Mark Pestronk
Mark Pestronk

Q: Our travel agency is expanding by adding independent contractors in several states. We are always mindful of the need to avoid anything that could cause a state or federal agency to reclassify the ICs as employees. I have several questions related to our multistate operations. First, do we have to follow the laws of every state where we have an IC, or is it sufficient to follow the law of the state of our agency's headquarters? Second, can we avoid multistate complications by providing, in our IC agreement, that it will be governed by the laws of our headquarters state? Third, I understand that some states are tougher on IC relationships than others, but what would you say are the toughest states? Which are the most lenient? Finally, is there a test that, if we comply, will ensure that we can avoid the risk of reclassification in every state?

A: First, as you probably can guess, you have to follow the law of every state where you have an IC. On the issue of what constitutes a valid IC relationship, the law of the state where your agency is headquartered is less important if you have no ICs there.

Second, if you have a contract clause stating that the law of your headquarters state will govern, don't count on a state auditing agency or a court in another state to follow that clause. Although you should certainly have such a clause in case it is upheld, the chances are good that the auditing agency or court will disregard it to protect local workers.

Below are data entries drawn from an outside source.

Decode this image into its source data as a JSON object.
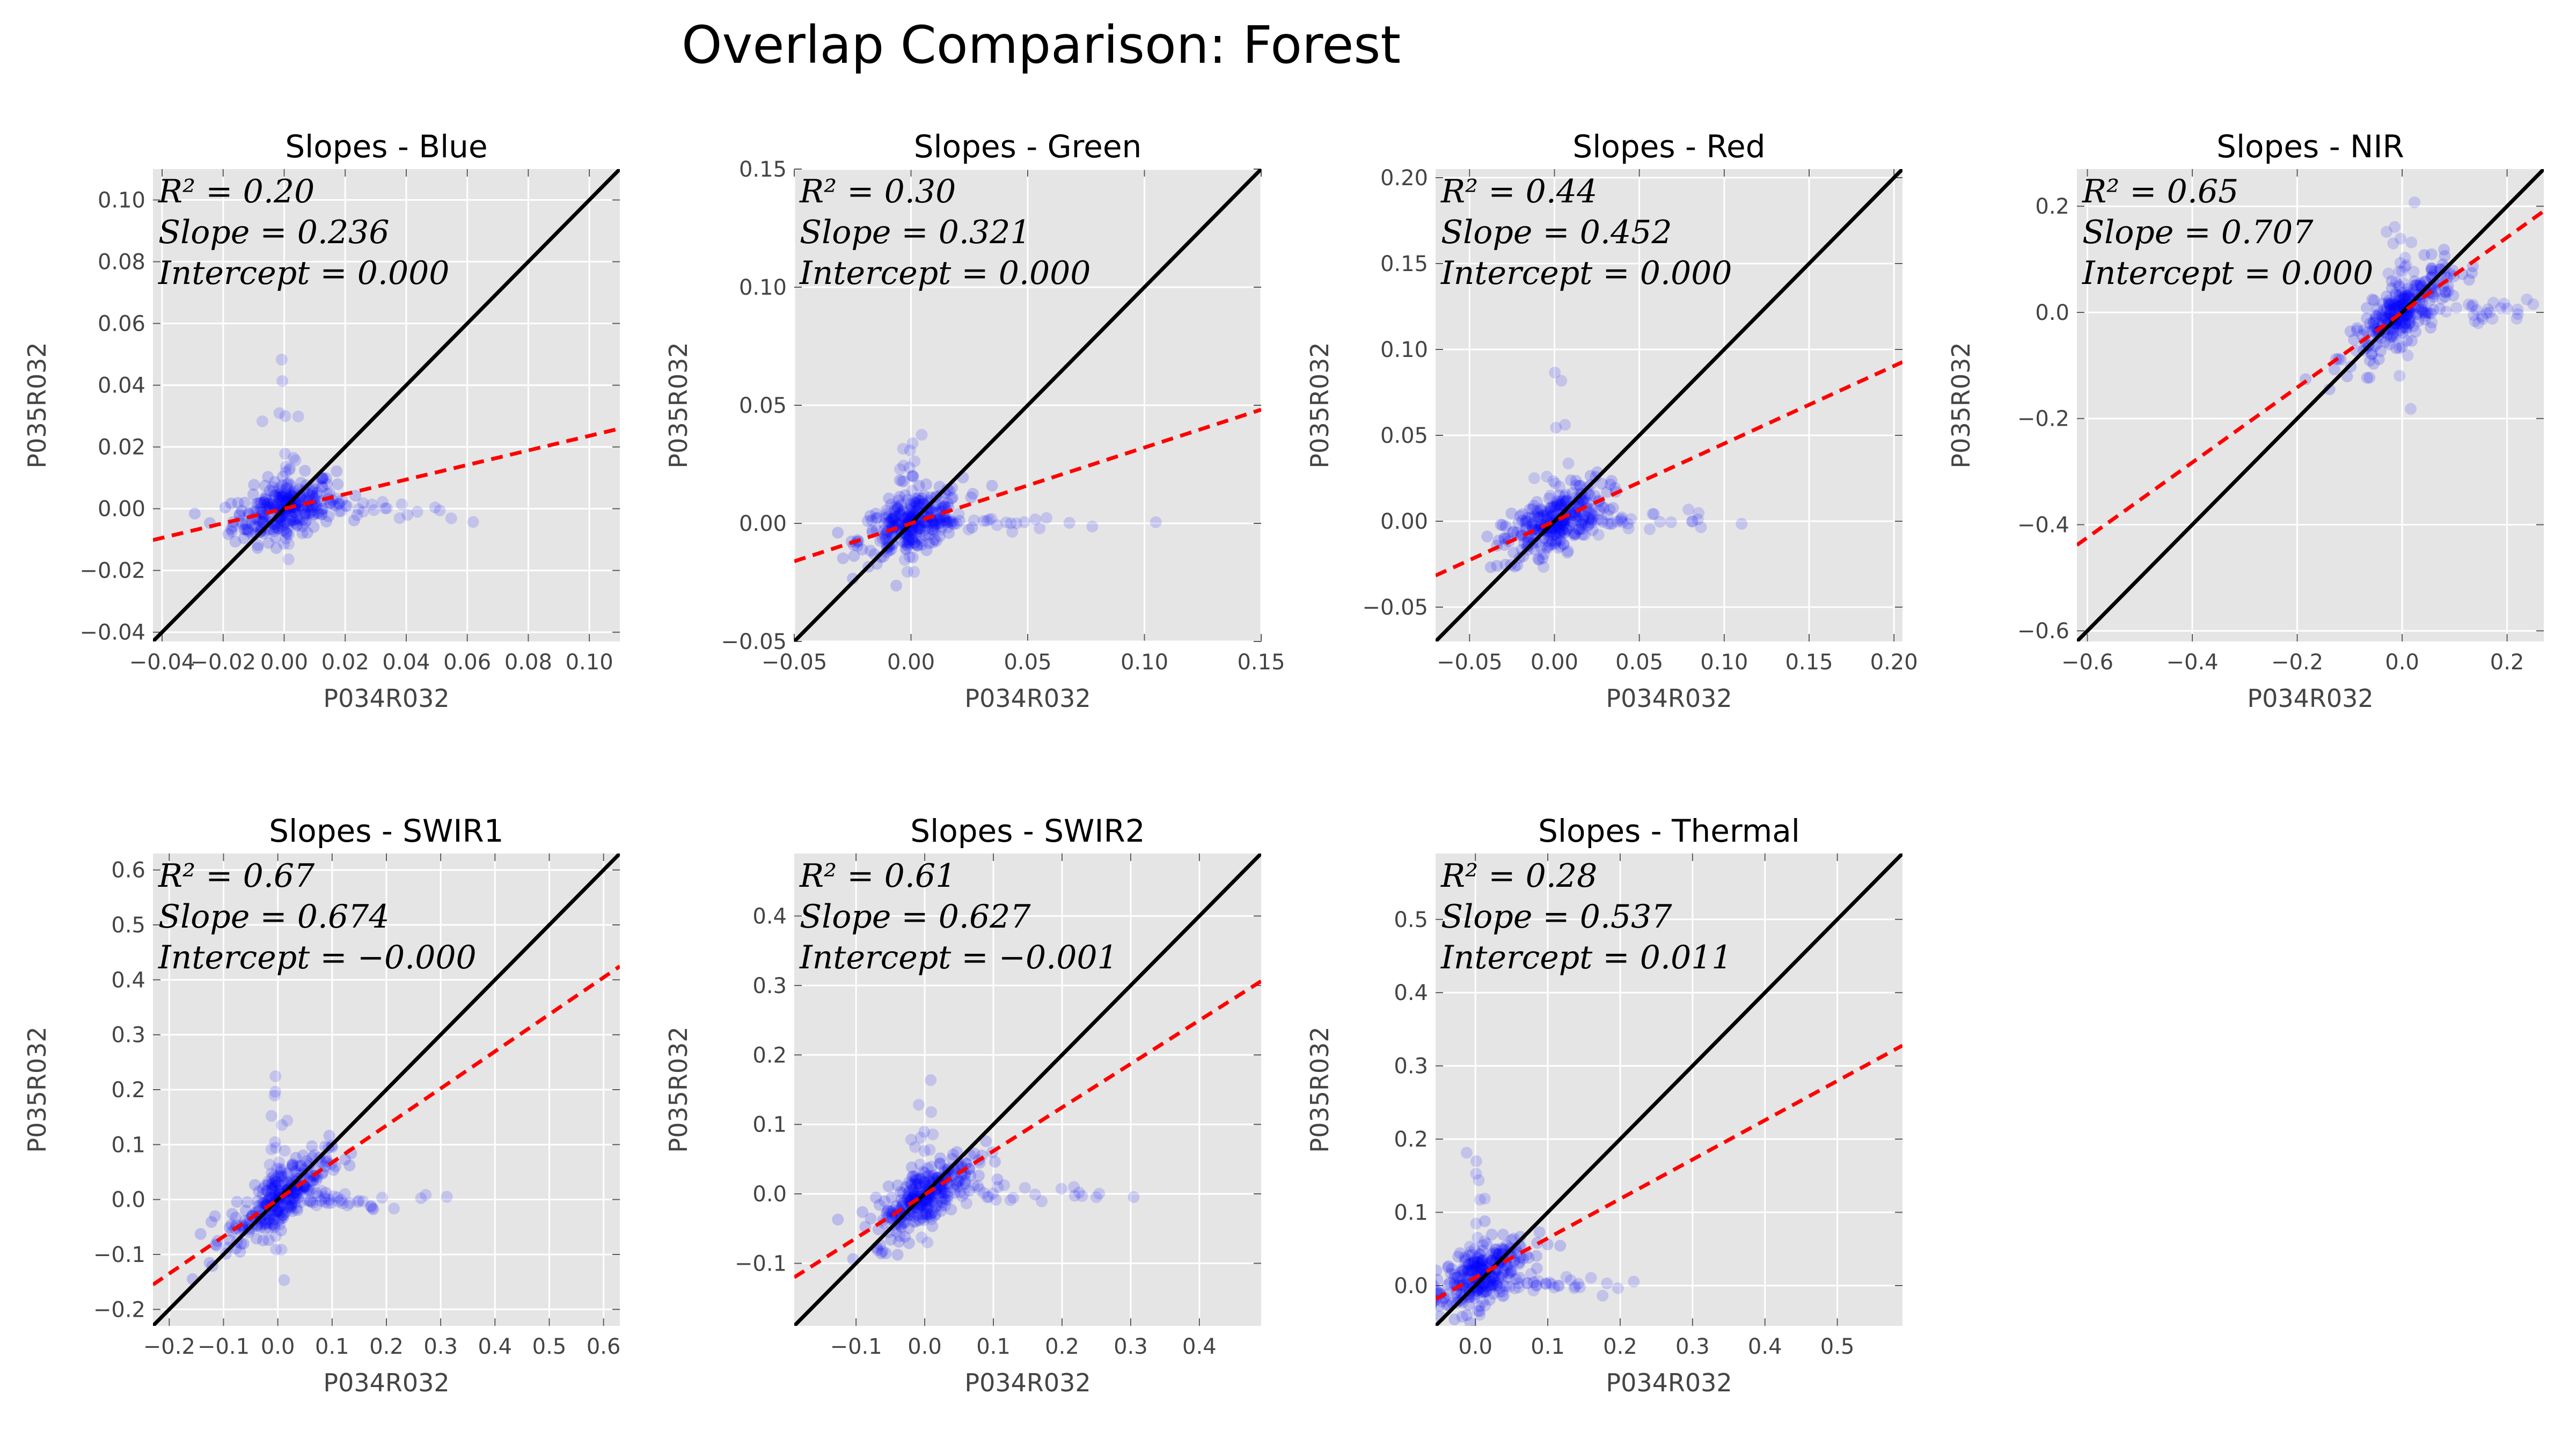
{
  "figure": {
    "title": "Overlap Comparison: Forest"
  },
  "style": {
    "panel_bg": "#e5e5e5",
    "grid": "#ffffff",
    "point": "#0000ff",
    "identity_line": "#000000",
    "fit_line": "#ff0000"
  },
  "chart_data": [
    {
      "type": "scatter",
      "title": "Slopes - Blue",
      "xlabel": "P034R032",
      "ylabel": "P035R032",
      "xlim": [
        -0.043,
        0.11
      ],
      "ylim": [
        -0.043,
        0.11
      ],
      "xticks": [
        "−0.04",
        "−0.02",
        "0.00",
        "0.02",
        "0.04",
        "0.06",
        "0.08",
        "0.10"
      ],
      "yticks": [
        "−0.04",
        "−0.02",
        "0.00",
        "0.02",
        "0.04",
        "0.06",
        "0.08",
        "0.10"
      ],
      "annotations": [
        "R² = 0.20",
        "Slope = 0.236",
        "Intercept = 0.000"
      ],
      "r2": 0.2,
      "slope": 0.236,
      "intercept": 0.0,
      "identity_line": true,
      "grid": true
    },
    {
      "type": "scatter",
      "title": "Slopes - Green",
      "xlabel": "P034R032",
      "ylabel": "P035R032",
      "xlim": [
        -0.05,
        0.15
      ],
      "ylim": [
        -0.05,
        0.15
      ],
      "xticks": [
        "−0.05",
        "0.00",
        "0.05",
        "0.10",
        "0.15"
      ],
      "yticks": [
        "−0.05",
        "0.00",
        "0.05",
        "0.10",
        "0.15"
      ],
      "annotations": [
        "R² = 0.30",
        "Slope = 0.321",
        "Intercept = 0.000"
      ],
      "r2": 0.3,
      "slope": 0.321,
      "intercept": 0.0,
      "identity_line": true,
      "grid": true
    },
    {
      "type": "scatter",
      "title": "Slopes - Red",
      "xlabel": "P034R032",
      "ylabel": "P035R032",
      "xlim": [
        -0.07,
        0.205
      ],
      "ylim": [
        -0.07,
        0.205
      ],
      "xticks": [
        "−0.05",
        "0.00",
        "0.05",
        "0.10",
        "0.15",
        "0.20"
      ],
      "yticks": [
        "−0.05",
        "0.00",
        "0.05",
        "0.10",
        "0.15",
        "0.20"
      ],
      "annotations": [
        "R² = 0.44",
        "Slope = 0.452",
        "Intercept = 0.000"
      ],
      "r2": 0.44,
      "slope": 0.452,
      "intercept": 0.0,
      "identity_line": true,
      "grid": true
    },
    {
      "type": "scatter",
      "title": "Slopes - NIR",
      "xlabel": "P034R032",
      "ylabel": "P035R032",
      "xlim": [
        -0.62,
        0.27
      ],
      "ylim": [
        -0.62,
        0.27
      ],
      "xticks": [
        "−0.6",
        "−0.4",
        "−0.2",
        "0.0",
        "0.2"
      ],
      "yticks": [
        "−0.6",
        "−0.4",
        "−0.2",
        "0.0",
        "0.2"
      ],
      "annotations": [
        "R² = 0.65",
        "Slope = 0.707",
        "Intercept = 0.000"
      ],
      "r2": 0.65,
      "slope": 0.707,
      "intercept": 0.0,
      "identity_line": true,
      "grid": true
    },
    {
      "type": "scatter",
      "title": "Slopes - SWIR1",
      "xlabel": "P034R032",
      "ylabel": "P035R032",
      "xlim": [
        -0.23,
        0.63
      ],
      "ylim": [
        -0.23,
        0.63
      ],
      "xticks": [
        "−0.2",
        "−0.1",
        "0.0",
        "0.1",
        "0.2",
        "0.3",
        "0.4",
        "0.5",
        "0.6"
      ],
      "yticks": [
        "−0.2",
        "−0.1",
        "0.0",
        "0.1",
        "0.2",
        "0.3",
        "0.4",
        "0.5",
        "0.6"
      ],
      "annotations": [
        "R² = 0.67",
        "Slope = 0.674",
        "Intercept = −0.000"
      ],
      "r2": 0.67,
      "slope": 0.674,
      "intercept": 0.0,
      "identity_line": true,
      "grid": true
    },
    {
      "type": "scatter",
      "title": "Slopes - SWIR2",
      "xlabel": "P034R032",
      "ylabel": "P035R032",
      "xlim": [
        -0.19,
        0.49
      ],
      "ylim": [
        -0.19,
        0.49
      ],
      "xticks": [
        "−0.1",
        "0.0",
        "0.1",
        "0.2",
        "0.3",
        "0.4"
      ],
      "yticks": [
        "−0.1",
        "0.0",
        "0.1",
        "0.2",
        "0.3",
        "0.4"
      ],
      "annotations": [
        "R² = 0.61",
        "Slope = 0.627",
        "Intercept = −0.001"
      ],
      "r2": 0.61,
      "slope": 0.627,
      "intercept": -0.001,
      "identity_line": true,
      "grid": true
    },
    {
      "type": "scatter",
      "title": "Slopes - Thermal",
      "xlabel": "P034R032",
      "ylabel": "P035R032",
      "xlim": [
        -0.055,
        0.59
      ],
      "ylim": [
        -0.055,
        0.59
      ],
      "xticks": [
        "0.0",
        "0.1",
        "0.2",
        "0.3",
        "0.4",
        "0.5"
      ],
      "yticks": [
        "0.0",
        "0.1",
        "0.2",
        "0.3",
        "0.4",
        "0.5"
      ],
      "annotations": [
        "R² = 0.28",
        "Slope = 0.537",
        "Intercept = 0.011"
      ],
      "r2": 0.28,
      "slope": 0.537,
      "intercept": 0.011,
      "identity_line": true,
      "grid": true
    }
  ]
}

Third, the toughest states (i.e., the states where IC relationships are most often reclassified) are California, Massachusetts, New York and New Jersey, with Washington state and Oregon close runners-up. On the other end of the spectrum are states such as Texas and Florida.

I don't mean to discourage you from retaining ICs in the tougher states, because a well-structured IC program can probably pass muster in every state as well as under federal rules.

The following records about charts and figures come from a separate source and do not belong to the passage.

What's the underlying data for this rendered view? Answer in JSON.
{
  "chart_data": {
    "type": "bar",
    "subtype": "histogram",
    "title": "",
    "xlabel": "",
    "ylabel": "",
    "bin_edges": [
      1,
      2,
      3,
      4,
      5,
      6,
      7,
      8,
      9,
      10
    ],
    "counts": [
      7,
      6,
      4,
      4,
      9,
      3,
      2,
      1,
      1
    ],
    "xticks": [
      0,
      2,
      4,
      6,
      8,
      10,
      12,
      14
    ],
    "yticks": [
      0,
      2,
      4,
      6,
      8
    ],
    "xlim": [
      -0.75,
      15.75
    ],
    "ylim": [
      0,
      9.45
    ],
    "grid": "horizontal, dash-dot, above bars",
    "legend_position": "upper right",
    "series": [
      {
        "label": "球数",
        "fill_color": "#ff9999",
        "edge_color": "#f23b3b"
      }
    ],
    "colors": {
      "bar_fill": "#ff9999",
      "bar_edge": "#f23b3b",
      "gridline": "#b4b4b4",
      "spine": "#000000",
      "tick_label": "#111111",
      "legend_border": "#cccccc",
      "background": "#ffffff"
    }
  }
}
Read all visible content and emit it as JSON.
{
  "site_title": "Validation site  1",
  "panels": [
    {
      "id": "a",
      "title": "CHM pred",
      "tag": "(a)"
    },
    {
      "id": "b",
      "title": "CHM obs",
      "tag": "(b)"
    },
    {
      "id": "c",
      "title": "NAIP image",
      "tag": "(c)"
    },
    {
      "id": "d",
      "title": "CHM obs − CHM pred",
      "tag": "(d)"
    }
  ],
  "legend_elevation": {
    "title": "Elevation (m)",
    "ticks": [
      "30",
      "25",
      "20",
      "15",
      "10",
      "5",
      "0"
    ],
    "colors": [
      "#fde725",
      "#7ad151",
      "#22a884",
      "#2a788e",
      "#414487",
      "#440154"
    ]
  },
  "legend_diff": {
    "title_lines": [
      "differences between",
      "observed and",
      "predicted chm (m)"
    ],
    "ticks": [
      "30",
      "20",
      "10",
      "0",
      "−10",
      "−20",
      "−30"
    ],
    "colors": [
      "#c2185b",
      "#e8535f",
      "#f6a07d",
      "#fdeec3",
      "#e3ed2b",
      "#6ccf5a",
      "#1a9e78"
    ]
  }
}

For example, in California you have the so-called ABC test, which is very tough to pass because it requires the host and the IC to be in different businesses. Fortunately, thanks to ASTA, California also has an exception for travel advisors (the so-called AB-5 Test) built right into the law.

The host and the IC can be in the same business if the IC has: a) a business location, which may include a residence, that is separate from the host's location; b) a local business license; c) the right to set his or her own fees; d) the right to set his or her own work hours; e) the right to sell through any registered seller of travel; and f) discretion and independent judgment in the performance of services.

If a relationship cannot pass muster under all six criteria, there is a very strong risk that a California state agency will reclassify the relationship and try to collect a lot of back taxes and penalties.

Finally, no structure is guaranteed to avoid the risk of reclassification in every jurisdiction, so be sure to consult a knowledgeable attorney for further guidance.